Oggi non ho usato nemmeno il carrello per entrare al supermercato.

Oggi, così come ieri, la visita al negozio era solo per spiare tra la merce messa in vendita a metà, o anche meno, quella che scade oggi o domani e che puoi comperare a prezzi stracciati perché   sta per scadere. Per cercare qualcosa di buono da comprare a poco prezzo, domani è domenica anche per chi non ha molti soldi.

Non trovando niente di scontato, prendo una scatolina di mentine, costa solo 29 centesimi…

La pago ed esco, per non fare la brutta figura di uscire a mani vuote.
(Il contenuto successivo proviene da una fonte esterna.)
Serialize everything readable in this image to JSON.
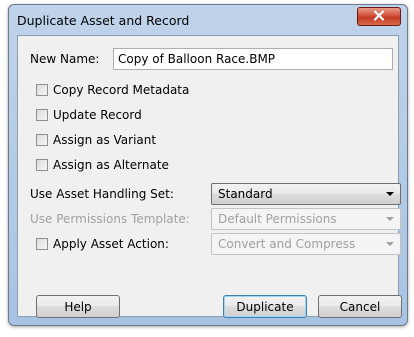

Noi italiani diventati poveri abbiamo questo pudore di fondo, il voler cercare di salvare la forma, il far finta che “passavo per caso e…” , due parole cordiali con la cassiera per dissimulare il degrado che ci ha fatto cadere, in quel fango che per tanti diventa prima colla, poi palude, ed infine una trappola mortale.

Amico mio, mi dispiace tanto non poterti dare l’euro per rincorrere il tuo sogno. Ti prometto però che tornerò a farlo, quando l’incubo che oggi mi sta soffocando, finalmente finirà.